The EU and Britain open hostilities in Brexit's next bruising chapter on Monday, laying down red lines for a post-divorce future following the U.K.'s dramatic exit from the bloc.
In their divorce agreement, Britain and the EU agreed to strike an "ambitious, broad, deep and flexible partnership," including a free trade deal and agreements for security and other areas, giving themselves 11 months to complete it. A post-Brexit "transition period," in which relations stay essentially unchanged, runs until the end of 2020. For the rest of this year, the U.K. will continue to follow EU rules, although it will no longer have a say in EU decision-making.

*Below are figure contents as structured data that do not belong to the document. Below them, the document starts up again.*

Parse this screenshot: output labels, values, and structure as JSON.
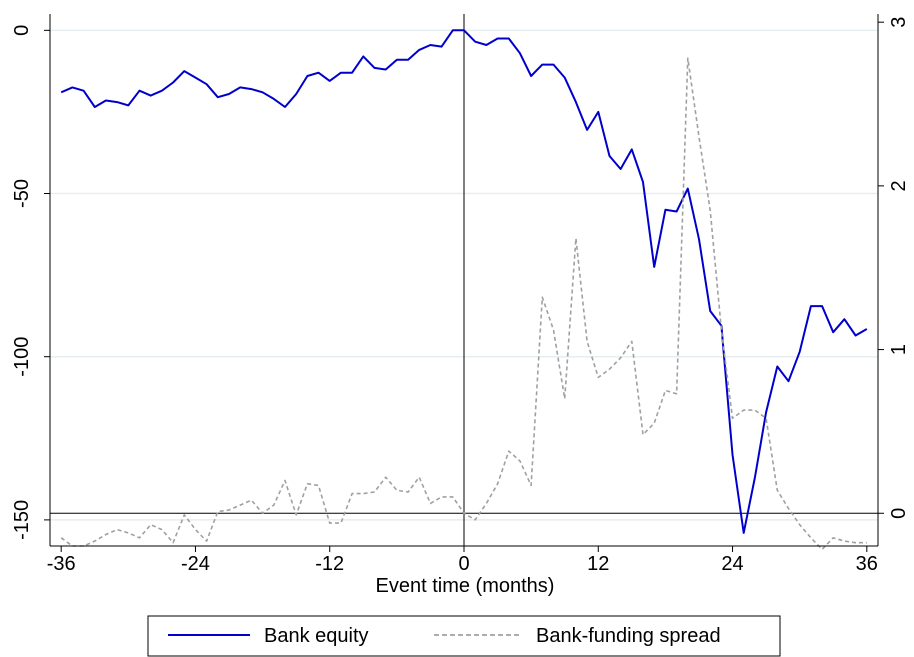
{
  "chart_data": {
    "type": "line",
    "xlabel": "Event time (months)",
    "x_ticks": [
      -36,
      -24,
      -12,
      0,
      12,
      24,
      36
    ],
    "xlim": [
      -37,
      37
    ],
    "left_axis": {
      "ylim": [
        -158,
        5
      ],
      "ticks": [
        0,
        -50,
        -100,
        -150
      ]
    },
    "right_axis": {
      "ylim": [
        -0.2,
        3.05
      ],
      "ticks": [
        0,
        1,
        2,
        3
      ]
    },
    "grid": true,
    "legend_position": "bottom",
    "colors": {
      "equity": "#0000cc",
      "spread": "#a0a0a0",
      "zero_line": "#000000",
      "grid": "#e6eef2"
    },
    "x": [
      -36,
      -35,
      -34,
      -33,
      -32,
      -31,
      -30,
      -29,
      -28,
      -27,
      -26,
      -25,
      -24,
      -23,
      -22,
      -21,
      -20,
      -19,
      -18,
      -17,
      -16,
      -15,
      -14,
      -13,
      -12,
      -11,
      -10,
      -9,
      -8,
      -7,
      -6,
      -5,
      -4,
      -3,
      -2,
      -1,
      0,
      1,
      2,
      3,
      4,
      5,
      6,
      7,
      8,
      9,
      10,
      11,
      12,
      13,
      14,
      15,
      16,
      17,
      18,
      19,
      20,
      21,
      22,
      23,
      24,
      25,
      26,
      27,
      28,
      29,
      30,
      31,
      32,
      33,
      34,
      35,
      36
    ],
    "series": [
      {
        "name": "Bank equity",
        "axis": "left",
        "values": [
          -19,
          -17.5,
          -18.5,
          -23.5,
          -21.5,
          -22,
          -23,
          -18.5,
          -20,
          -18.5,
          -16,
          -12.5,
          -14.5,
          -16.5,
          -20.5,
          -19.5,
          -17.5,
          -18,
          -19,
          -21,
          -23.5,
          -19.5,
          -14,
          -13,
          -15.5,
          -13,
          -13,
          -8,
          -11.5,
          -12,
          -9,
          -9,
          -6,
          -4.5,
          -5,
          0,
          0,
          -3.5,
          -4.5,
          -2.5,
          -2.5,
          -7,
          -14,
          -10.5,
          -10.5,
          -14.5,
          -22,
          -30.5,
          -25,
          -38.5,
          -42.5,
          -36.5,
          -46.5,
          -72.5,
          -55,
          -55.5,
          -48.5,
          -64,
          -86,
          -90.5,
          -130,
          -154,
          -137,
          -117,
          -103,
          -107.5,
          -98.5,
          -84.5,
          -84.5,
          -92.5,
          -88.5,
          -93.5,
          -91.5
        ]
      },
      {
        "name": "Bank-funding spread",
        "axis": "right",
        "values": [
          -0.15,
          -0.2,
          -0.2,
          -0.17,
          -0.13,
          -0.1,
          -0.12,
          -0.15,
          -0.07,
          -0.1,
          -0.18,
          -0.01,
          -0.1,
          -0.17,
          0.01,
          0.02,
          0.05,
          0.08,
          0,
          0.05,
          0.2,
          -0.01,
          0.18,
          0.17,
          -0.06,
          -0.06,
          0.12,
          0.12,
          0.13,
          0.22,
          0.14,
          0.13,
          0.22,
          0.06,
          0.1,
          0.1,
          0,
          -0.04,
          0.06,
          0.18,
          0.38,
          0.32,
          0.17,
          1.32,
          1.12,
          0.7,
          1.68,
          1.05,
          0.83,
          0.88,
          0.95,
          1.05,
          0.48,
          0.55,
          0.75,
          0.73,
          2.78,
          2.3,
          1.85,
          1.12,
          0.58,
          0.63,
          0.63,
          0.58,
          0.14,
          0.03,
          -0.07,
          -0.15,
          -0.22,
          -0.15,
          -0.17,
          -0.18,
          -0.18
        ]
      }
    ]
  }
}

Britain says it wants a "Canada-style" free trade agreement with the EU covering both goods and services. But it is adamant that it won't agree to follow the EU's entire rule book in return for unfettered trade because it wants to be free to diverge in order to strike other new deals around the world. The bloc insists that there can be no trade deal unless Britain agrees to a "level playing field" and does not undercut EU regulations, especially in areas of environmental protection, worker rights and health and safety standards.
In a sign of the fraught nature of the high-stakes talks, Irish Prime Minister Leo Varadkar urged London Sunday to "tone down" what he called "nationalistic rhetoric." Britain should avoid repeating the past mistake of insisting on "rigid red lines" which "makes it hard to come to an agreement," he said.
EU negotiator Michel Barnier's negotiating mandate will be discussed and approved by the EU's 27 member states later this month with direct trade talks with London to begin in early March.
Fishing access for European boats in British waters will be a key issue to solve, even though both parties have promised to reach an agreement before July 1. Fishermen from eight member states, in particular, France and Denmark, are heavily dependent on British waters that account for 30% of sales of the French fishing crews.